The way Jeff Bezos works is to look for really big opportunities and then experiment by doing (i.e., buying a company or creating a tech solution), seeing if it works and then ramping it up. This is a mode of operation that is foreign to others, keeps cash flowing into innovation rather than to big profits, and fuels rapid growth.
So how do you compete with risk-embracing Jeff Bezos? Playing catch-up is tough, but the alternative is “lights-out.”
- Amazon has an instant private brand program with “365” product lines. This can be used to great effect online where shoppers, when calling up a product, can be offered the premium 365 brand as (a lower cost? better value?) an alternative. We were told by Whole Foods staff that there will be a lot of price reductions in the 365 family.
FMPG beware! No brands are sacred and margins can be fleeting.
- But the real killer is Amazon Prime! In the U.S.A. it is in 50% of households (what retailer wouldn’t kill for that penetration?!). And in Canada it’s now about 30% and rapidly growing. This offers Amazon and Whole Foods amazing coverage in the potential to lever the cross-relationship! (Please note that this is debated, with Moody’s Investor Services suggesting that Prime’s real number is 50 million, not 85 million members—versus Costco’s 86.7 million members.)

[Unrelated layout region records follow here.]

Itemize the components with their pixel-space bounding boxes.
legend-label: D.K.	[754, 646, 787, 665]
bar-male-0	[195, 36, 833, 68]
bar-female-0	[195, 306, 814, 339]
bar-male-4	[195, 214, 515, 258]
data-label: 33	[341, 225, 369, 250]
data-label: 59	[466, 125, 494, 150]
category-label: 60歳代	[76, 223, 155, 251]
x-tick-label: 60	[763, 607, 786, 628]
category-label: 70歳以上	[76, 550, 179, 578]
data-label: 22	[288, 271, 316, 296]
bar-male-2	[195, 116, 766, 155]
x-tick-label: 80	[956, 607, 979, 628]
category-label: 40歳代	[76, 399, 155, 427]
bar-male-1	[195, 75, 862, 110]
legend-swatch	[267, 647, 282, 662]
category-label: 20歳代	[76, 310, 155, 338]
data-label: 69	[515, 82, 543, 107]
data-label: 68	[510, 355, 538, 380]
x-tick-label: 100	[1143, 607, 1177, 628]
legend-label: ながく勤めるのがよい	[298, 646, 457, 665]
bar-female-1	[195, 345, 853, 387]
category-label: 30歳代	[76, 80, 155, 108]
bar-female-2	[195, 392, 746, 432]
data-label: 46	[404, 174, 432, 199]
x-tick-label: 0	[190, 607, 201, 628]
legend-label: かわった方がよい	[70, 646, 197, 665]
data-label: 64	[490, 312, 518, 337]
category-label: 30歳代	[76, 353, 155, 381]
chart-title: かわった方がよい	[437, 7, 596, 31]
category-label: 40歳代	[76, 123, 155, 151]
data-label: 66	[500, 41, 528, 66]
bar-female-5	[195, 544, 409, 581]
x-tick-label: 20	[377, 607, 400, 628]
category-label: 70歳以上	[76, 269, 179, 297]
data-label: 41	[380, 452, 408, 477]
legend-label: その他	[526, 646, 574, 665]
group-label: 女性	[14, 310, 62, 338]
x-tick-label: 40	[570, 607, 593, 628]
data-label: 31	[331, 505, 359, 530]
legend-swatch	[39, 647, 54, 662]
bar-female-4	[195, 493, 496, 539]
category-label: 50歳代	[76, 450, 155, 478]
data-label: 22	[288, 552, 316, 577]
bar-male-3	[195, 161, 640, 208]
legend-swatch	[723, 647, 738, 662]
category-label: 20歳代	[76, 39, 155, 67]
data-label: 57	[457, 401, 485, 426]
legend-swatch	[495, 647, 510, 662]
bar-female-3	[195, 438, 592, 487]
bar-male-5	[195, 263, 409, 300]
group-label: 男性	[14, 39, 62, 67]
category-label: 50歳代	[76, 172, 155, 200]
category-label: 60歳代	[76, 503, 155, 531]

- The Whole Foods purchase now offers online shopping the physical manifestation of “shop weekly and more” to the Amazon website. Instead of using Amazon as a source for regular bulk or commodity-like purchases, the Whole Foods offering is akin to the weekly shopping trip—and now, a massive opportunity that opens the door to dominance.
- Adding 13 (and counting) new, specialty “distribution centre” stores facilitates Amazon’s same-day delivery service, especially for refrigerated and fresh products (although in a very limited geography). Of course, none of this comes close to matching any of Canada’s major players, but Amazon certainly is starting to get into the game.
- As the full-meal service business gets into high gear, Amazon now has a viable operation and favourable brand. With more food being consumed out of home than in home (U.S.A.), this trend is one that grocery stores must master and dominate.
- So why did Amazon do it? Because they just had to! Because at Amazon, every day is day one!
There is no other option but to suss out big opportunities, buy them, test them and either ramp up or drop them. Each day you have to “go out and kill a bear!” That’s what’s fully embedded in the Amazonation of global retail.
So now how are you responding so you can survive and thrive?
Some are innovating. Some are drifting to obsolescence. That’s called progress.